Russell and McQueen were looking to create a commonality of spatial experience. McQueen wanted the spaces to be like entering an ethereal cave with the space sculpted around the clothes. This conceit required the walls and ceilings to blend into each other – a massive amount of work, which had to look effortless and ultimately natural.
Straight lines have been removed and the different spaces within the stores were designed to flow organically into one another.
To achieve the seamless transition from wall to ceiling it was vital that the lighting was integrated into the architectural form. Consequently there are no visible light fittings in the ceiling or walls. Instead there is a horizontal band of lighting throughout the store providing general lighting and individual directional lighting built into the aluminium display units. The horizontal band is found in the stalactite like forms created out of plaster which cove down out of the ceiling. At the junction between the plaster and the aluminium of the prefabricated unit there is a transparent band behind which lights are set providing general lighting. The lighting is reflected off the white surfaces and diffuses around the store.

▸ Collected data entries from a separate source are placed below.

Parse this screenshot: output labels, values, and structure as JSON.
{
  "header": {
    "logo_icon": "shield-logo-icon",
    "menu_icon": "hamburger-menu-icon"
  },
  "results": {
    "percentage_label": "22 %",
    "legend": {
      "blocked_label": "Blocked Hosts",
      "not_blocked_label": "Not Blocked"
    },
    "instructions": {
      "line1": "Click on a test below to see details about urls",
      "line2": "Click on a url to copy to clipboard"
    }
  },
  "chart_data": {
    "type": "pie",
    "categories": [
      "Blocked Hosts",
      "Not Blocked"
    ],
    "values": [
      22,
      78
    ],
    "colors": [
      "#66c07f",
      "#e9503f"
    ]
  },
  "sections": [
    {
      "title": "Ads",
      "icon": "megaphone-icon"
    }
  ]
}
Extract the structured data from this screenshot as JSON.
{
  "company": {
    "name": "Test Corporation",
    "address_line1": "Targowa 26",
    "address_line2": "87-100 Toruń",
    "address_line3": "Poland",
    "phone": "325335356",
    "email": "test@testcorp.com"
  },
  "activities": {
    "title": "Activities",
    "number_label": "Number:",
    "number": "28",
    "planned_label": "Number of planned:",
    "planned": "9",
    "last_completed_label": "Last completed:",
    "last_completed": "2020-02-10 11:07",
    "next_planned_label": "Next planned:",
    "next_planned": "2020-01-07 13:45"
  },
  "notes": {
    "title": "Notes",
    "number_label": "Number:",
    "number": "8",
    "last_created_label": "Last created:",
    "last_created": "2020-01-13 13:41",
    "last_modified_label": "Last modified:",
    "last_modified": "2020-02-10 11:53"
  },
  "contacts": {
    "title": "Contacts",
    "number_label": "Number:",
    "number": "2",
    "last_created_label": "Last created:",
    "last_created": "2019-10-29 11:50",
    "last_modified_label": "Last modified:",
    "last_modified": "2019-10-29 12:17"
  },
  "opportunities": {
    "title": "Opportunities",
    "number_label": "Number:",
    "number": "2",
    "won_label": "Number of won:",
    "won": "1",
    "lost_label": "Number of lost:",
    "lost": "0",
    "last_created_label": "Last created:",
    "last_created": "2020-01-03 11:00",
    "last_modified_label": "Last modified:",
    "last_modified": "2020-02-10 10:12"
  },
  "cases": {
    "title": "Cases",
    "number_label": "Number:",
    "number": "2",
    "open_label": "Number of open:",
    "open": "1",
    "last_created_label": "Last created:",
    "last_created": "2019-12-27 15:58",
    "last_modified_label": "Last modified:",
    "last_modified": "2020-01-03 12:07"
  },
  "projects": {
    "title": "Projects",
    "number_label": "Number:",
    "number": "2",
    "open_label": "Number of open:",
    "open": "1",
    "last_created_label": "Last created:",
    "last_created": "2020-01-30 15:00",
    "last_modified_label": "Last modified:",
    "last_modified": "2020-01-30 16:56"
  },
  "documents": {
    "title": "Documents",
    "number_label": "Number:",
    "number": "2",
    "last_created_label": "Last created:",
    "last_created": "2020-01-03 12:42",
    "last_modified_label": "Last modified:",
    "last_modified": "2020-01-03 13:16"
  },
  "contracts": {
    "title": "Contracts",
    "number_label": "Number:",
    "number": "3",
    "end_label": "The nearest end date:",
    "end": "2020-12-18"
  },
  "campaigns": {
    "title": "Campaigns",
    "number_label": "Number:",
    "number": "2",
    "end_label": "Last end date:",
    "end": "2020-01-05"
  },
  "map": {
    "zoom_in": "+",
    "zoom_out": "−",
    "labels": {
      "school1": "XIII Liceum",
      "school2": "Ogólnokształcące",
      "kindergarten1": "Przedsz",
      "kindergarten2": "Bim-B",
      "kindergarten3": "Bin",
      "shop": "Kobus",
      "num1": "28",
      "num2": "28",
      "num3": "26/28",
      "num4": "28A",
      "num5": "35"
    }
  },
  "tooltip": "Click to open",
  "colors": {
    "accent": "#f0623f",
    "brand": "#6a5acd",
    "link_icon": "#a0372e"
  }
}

The Los Angeles store has dual entrances, one from Melrose and one from the private courtyard – these entrances are directly opposite each other. By this stage McQueen had developed enough trust to allow Russell to design the store however he always wanted input into the feature area which was quickly identified to be this entrance zone. Talking though what could be done he remembered the work of a sculptor he has seen and admired. He and Russell commissioned Robert Bryce Muir to create a metal angel for Los Angeles, entitled ‘Angel of the Americas’. In discussions between the artist McQueen and Russell it was decided to have the angel levitating above the entrance zone. In order to achieve this Russell created an opening in the ceiling and worked with the sculptor who created the figure in two halves broken at the breast-bone, the head and shoulders are outside the store and the lower torso and legs hang inside.